Avoidance: Practitioners should become familiar with the species of toxicodendron found in their geographic area and instruct patients with handouts and photographs showing the appearance of the plant and the most likely exposure sites. With the exception of poison sumac, the saying "Leaves of three, let them be!" conveys the basic message. An excellent article by Guin et al. (see ref. 27) contains superb color photographs and comprehensive information about the characteristics and regional distribution of each major species.

Barriers: Several effective barrier products are available OTC: Ivy Block® (EnviroDerm), Stocko Gard® (Stockhausen Inc.), Hollister Moisture Barrier® (Hollister Inc.), Hydropel® (C&M Pharmacal), Poison Oak-N-Ivy Armor® (Tec Labs) and Tecnu Poison Oak-N-Ivy Armor® (Tec Labs). When applied prior to exposure and according to the package instructions, up to 90% of a reaction can be prevented if exposure occurs.

Removal of the antigen: If exposure to an offending toxicodendron is recognized, immediate washing with mild soap and water may totally prevent the reaction. The antigen penetrates the epidermis rapidly and after 10 minutes some penetration may occur. There is agreement that washing within the first hour of exposure will mitigate the severity of the reaction, and any exposed person should cleanse thoroughly at the first opportunity to limit transfer of the resin to other skin areas. Exposure to this type of contact antigen can occur indirectly from the fur of pets wandering through the brush or from camping equipment that has come in contact with the resin. This may be the surreptitious cause of unexplained or persistent cases. Pets should be shampooed; camping equipment should be washed with detergent.

Hyposensitization: Two extracts of urushiol are commercially available for the purpose of hyposensitization. Successful treatment will result in milder and shorter reactions; however, the results are transient and do not afford complete prevention. This procedure should be undertaken only by a dermatologist or allergist familiar with the process. Because of the limited results, subjects should be carefully chosen and should be fully aware of the limited results and potential side effects.

Topical Therapy

Proprietary lotions: An array of OTC products is available at any pharmacy. These contain different combinations of ingredients that relieve the itching, dry the exudate from the vesicles, and prevent secondary infection. They may, in fact, be modestly effective in mild cases. As noted earlier, several products contain benzocaine and diphenhydramine, which are both highly sensitizing when applied to dermatitic skin. These products are not effective in cases of severe or widespread exposure except for the local drying and antimicrobial effect. A prescription cream containing 5% doxepin HCl is an effective antipru-ritic, but caution must be taken to avoid systemic side effects and drug interactions.

Topical steroids: Despite some claims to the contrary, topical steroid creams are of considerable value provided they are used appropriately. These products are effective in mild to moderate cases applied to the sites of active dermatitis that are not overtly blistered. In some cases, they are sufficient as monotherapy. In more severe cases, they can be used in conjunction with systemic medication on the areas of acute erythema. Once an area is overtly blistered, these medications cannot penetrate and are ineffective.
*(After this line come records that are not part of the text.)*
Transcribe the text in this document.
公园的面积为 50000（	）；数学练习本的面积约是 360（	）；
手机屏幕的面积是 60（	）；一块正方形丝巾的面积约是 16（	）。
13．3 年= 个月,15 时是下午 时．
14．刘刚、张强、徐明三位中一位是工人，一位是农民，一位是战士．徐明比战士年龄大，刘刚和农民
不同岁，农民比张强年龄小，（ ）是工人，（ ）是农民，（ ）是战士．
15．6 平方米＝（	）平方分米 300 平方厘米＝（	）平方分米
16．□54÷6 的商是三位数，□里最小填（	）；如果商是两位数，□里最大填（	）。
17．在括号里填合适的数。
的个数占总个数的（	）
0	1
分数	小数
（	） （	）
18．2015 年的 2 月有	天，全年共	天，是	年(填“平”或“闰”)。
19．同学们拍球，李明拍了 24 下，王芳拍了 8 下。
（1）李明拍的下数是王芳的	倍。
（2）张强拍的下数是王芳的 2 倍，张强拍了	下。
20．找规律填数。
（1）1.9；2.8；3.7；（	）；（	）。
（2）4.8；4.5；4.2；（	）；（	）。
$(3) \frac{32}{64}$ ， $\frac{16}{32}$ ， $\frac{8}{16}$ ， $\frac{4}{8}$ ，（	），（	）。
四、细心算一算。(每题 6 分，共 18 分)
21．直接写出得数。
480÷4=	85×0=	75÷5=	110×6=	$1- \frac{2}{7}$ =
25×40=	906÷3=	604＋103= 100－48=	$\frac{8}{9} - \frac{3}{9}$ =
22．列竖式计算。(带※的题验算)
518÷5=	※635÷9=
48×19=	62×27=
Potency should be a group IV steroid or stronger.

Antihistamines: An antihistamine may be occasionally useful in an agitated patient with intense itching. In adult patients, 25 to 50 mg hydroxyzine QID or 10 mg doxepin QID can be used. In children, hydroxyzine or cyproheptadine in appropriate dosage for weight or age is recommended.

Systemic steroids: Severe reactions can be incapacitating and result in time lost from work or vacation. If a reaction is progressing rapidly, and especially if there is extensive facial or genital involvement with edema, systemic steroids should be considered. Treatment for adults should start with 30 to 40 mg prednisone STAT dose, then 30 to 40 mg in a single morning dose for the next 14 days. The prednisone can then be rapidly tapered over the ensuing week. This 3-week regimen will usually avoid late flare-ups.